Early in May, 1497, Cabot and his crew of eighteen to twenty men departed Bristol aboard the Matthew. Traversing the harsh Atlantic, they arrived, finally, somewhere between Labrador and Cape Breton Island on Canada's eastern coastline. The exact location remains unknown. Cabot rowed ashore and staked a claim in the name of England's King, opening the way for England to conduct further exploration and to declare in future, a right to North American territory. Of course, Cabot did not know that he had arrived in North America. Rather, he assumed he had made his way to some distant Asian shore, and upon returning to England professed to have done just that. King Henry awarded him an annual pension of twenty pounds - quite a fortune in those days - and gave permission for Cabot to undertake a second voyage (the restless traveller was determined to sail westward all the way to Japan).

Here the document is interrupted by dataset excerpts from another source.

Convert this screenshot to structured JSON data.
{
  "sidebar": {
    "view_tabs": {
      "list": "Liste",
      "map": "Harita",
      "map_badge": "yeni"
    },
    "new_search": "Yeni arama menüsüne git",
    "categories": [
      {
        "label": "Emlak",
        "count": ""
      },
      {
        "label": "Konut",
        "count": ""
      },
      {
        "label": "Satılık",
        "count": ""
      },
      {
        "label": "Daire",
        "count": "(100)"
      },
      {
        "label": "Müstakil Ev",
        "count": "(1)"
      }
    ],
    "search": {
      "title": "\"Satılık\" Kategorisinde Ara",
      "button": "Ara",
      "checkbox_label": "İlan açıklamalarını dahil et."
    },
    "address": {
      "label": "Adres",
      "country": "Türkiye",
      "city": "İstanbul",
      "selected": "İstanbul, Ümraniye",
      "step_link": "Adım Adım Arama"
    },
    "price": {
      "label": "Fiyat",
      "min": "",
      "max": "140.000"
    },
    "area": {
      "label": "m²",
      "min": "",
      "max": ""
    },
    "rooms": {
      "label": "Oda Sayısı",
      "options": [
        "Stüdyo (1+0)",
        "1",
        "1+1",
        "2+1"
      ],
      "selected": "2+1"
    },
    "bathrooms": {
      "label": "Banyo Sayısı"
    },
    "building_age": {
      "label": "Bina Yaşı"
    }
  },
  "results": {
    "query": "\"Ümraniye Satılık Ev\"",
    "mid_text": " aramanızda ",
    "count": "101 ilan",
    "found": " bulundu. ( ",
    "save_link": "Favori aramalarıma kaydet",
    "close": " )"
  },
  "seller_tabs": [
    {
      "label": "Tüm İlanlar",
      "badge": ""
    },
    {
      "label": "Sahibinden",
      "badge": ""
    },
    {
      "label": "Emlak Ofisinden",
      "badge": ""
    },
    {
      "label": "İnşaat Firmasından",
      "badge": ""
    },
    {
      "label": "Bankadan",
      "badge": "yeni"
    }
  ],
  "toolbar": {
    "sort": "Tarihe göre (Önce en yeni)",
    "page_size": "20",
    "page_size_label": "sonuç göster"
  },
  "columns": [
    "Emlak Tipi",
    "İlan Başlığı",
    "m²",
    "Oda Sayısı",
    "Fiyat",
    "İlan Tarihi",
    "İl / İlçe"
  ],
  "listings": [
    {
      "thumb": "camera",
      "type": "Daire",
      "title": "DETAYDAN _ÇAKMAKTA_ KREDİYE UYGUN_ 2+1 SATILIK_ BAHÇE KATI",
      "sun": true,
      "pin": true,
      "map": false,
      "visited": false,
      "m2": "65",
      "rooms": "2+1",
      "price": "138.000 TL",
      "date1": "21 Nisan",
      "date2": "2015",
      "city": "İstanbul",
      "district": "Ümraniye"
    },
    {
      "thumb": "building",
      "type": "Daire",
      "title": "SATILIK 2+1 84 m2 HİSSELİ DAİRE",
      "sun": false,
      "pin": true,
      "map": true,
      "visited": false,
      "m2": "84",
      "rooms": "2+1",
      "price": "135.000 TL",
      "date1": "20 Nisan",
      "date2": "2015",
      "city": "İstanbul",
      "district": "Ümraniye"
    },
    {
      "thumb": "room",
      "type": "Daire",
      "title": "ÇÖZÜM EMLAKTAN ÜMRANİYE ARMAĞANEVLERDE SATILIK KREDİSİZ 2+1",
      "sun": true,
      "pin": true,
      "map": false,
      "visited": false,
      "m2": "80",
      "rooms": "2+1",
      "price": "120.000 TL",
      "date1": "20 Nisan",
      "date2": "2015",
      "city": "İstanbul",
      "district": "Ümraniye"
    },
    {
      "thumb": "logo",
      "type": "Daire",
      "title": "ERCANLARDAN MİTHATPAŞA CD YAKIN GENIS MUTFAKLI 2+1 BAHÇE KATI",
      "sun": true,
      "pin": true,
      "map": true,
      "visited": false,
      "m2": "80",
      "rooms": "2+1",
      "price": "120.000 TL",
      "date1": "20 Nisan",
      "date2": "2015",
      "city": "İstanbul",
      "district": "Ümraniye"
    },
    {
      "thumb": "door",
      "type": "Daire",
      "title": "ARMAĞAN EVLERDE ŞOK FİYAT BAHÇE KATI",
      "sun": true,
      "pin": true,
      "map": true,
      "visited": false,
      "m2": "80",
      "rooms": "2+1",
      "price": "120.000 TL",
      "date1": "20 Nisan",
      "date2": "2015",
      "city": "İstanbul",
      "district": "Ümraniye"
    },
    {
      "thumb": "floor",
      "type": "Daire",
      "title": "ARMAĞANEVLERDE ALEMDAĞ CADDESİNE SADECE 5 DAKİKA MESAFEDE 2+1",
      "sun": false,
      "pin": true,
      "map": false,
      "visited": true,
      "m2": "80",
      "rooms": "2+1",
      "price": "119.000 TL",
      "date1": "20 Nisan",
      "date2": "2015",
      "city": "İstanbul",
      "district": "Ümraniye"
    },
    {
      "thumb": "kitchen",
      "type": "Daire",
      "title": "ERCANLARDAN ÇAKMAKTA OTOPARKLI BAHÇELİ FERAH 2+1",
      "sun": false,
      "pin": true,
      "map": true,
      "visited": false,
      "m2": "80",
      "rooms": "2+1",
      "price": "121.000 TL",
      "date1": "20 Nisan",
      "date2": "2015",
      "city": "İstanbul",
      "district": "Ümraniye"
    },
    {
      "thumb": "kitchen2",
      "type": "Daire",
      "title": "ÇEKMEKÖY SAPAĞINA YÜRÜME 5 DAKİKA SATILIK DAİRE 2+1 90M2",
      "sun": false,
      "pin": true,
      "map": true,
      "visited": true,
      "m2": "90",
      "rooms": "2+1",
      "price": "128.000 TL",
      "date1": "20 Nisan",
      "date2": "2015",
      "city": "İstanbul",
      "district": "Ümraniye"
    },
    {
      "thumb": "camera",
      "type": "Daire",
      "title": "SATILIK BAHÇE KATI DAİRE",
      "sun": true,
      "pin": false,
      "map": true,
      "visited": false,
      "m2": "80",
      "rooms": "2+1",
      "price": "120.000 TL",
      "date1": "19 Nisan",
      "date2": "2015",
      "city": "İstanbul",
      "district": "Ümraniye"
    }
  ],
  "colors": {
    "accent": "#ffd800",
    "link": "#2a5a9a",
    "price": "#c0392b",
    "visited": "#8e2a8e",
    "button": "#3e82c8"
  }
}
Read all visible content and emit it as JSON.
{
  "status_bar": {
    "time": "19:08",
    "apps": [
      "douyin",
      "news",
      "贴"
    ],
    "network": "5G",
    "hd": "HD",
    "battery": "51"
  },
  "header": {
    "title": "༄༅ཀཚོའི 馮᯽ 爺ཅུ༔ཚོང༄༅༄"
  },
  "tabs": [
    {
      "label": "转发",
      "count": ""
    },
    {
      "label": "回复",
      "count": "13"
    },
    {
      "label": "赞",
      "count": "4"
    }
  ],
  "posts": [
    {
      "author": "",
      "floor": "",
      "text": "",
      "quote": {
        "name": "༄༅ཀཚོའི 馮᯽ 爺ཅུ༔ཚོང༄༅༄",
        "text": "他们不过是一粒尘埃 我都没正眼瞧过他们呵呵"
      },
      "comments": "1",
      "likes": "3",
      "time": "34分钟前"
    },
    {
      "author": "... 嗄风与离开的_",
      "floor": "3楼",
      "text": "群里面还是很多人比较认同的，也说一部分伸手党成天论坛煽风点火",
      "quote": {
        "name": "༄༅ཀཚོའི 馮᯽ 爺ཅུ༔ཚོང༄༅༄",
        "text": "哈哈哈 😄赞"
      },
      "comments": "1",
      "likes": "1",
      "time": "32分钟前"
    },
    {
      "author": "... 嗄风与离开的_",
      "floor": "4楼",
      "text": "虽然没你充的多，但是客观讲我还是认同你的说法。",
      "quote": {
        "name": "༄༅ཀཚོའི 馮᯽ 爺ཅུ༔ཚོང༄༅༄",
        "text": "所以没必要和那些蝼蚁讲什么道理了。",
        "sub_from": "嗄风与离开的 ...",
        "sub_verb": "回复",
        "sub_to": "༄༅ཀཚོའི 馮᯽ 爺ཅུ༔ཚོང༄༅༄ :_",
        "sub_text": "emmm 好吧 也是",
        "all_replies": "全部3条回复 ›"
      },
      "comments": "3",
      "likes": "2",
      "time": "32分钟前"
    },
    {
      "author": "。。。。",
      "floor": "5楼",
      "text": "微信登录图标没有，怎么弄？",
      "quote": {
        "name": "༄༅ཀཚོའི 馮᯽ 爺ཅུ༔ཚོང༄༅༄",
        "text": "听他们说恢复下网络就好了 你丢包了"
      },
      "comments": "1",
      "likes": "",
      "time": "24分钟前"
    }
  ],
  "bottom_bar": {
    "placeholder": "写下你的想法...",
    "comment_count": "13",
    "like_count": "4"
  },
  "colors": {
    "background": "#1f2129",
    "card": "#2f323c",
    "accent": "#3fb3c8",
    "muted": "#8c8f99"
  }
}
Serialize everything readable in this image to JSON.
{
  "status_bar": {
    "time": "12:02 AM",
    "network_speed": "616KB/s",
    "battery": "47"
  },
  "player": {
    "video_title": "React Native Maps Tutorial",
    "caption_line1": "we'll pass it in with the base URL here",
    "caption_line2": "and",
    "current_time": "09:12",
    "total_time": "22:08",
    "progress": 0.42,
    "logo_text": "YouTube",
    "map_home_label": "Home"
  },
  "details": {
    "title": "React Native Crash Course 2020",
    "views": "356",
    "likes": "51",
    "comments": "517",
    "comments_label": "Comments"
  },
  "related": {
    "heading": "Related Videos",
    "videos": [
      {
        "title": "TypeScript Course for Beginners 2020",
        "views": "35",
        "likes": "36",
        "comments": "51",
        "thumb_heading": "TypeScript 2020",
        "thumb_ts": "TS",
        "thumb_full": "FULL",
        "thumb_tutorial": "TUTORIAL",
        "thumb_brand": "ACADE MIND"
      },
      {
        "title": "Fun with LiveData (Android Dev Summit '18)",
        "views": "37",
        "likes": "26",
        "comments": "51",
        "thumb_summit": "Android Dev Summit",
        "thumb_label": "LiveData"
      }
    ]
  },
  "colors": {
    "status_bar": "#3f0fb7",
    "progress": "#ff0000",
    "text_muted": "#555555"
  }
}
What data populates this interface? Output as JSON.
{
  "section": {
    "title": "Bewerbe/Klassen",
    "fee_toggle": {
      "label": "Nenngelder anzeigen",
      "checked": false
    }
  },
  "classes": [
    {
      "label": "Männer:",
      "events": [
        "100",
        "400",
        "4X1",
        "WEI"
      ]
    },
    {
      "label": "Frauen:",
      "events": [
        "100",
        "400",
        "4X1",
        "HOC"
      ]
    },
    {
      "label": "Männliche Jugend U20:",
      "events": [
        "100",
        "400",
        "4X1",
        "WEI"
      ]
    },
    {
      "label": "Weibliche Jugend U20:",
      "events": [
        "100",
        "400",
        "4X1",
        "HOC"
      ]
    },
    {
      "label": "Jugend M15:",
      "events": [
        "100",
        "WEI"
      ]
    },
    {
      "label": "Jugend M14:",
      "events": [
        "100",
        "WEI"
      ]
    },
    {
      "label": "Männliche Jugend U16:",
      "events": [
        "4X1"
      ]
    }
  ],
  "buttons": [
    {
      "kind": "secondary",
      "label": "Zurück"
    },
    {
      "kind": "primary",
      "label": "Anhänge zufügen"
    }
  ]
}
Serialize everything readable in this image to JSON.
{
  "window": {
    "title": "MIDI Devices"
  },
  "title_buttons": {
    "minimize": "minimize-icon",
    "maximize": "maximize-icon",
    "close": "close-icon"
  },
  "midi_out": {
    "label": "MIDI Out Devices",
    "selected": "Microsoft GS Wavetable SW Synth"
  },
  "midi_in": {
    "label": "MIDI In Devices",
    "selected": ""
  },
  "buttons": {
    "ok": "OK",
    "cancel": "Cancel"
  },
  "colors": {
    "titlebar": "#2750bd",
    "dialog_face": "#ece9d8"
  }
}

The moment of this discovery is captured with quiet drama on this new stamp issue. Artfully designed by Susan Warr of Halifax, Nova Scotia, its colours have a fittingly antique appearance, evoking the passage of five centuries since Cabot made his voyage. Beneath a wet, grey-blue sky swept with pale clouds, the Matthew cuts across a dark, rough sea. One can almost hear the flap of its tall sails and the creak of its timbres. In the distance, a black cape rises above the waterline. Looming in the background is a map - specifically that region of coastline visited by Cabot - facing Europe across the wide Atlantic. In pale figures at the centre of the stamp's image is the year of Cabot's venture, 1497. The lower border of both the Canadian and Italian versions of the stamp describes the event in three language: Cabot's Voyage, Le Voyage de Cabot, Il Viaggio di Caboto. Collectors can join in the celebration of the anniversary of Cabot's voyage on June 24, 1997, when this stamp will be jointly issued with Italy. Both the Canadian and Italian stamp will be available through the National Philatelic Centre.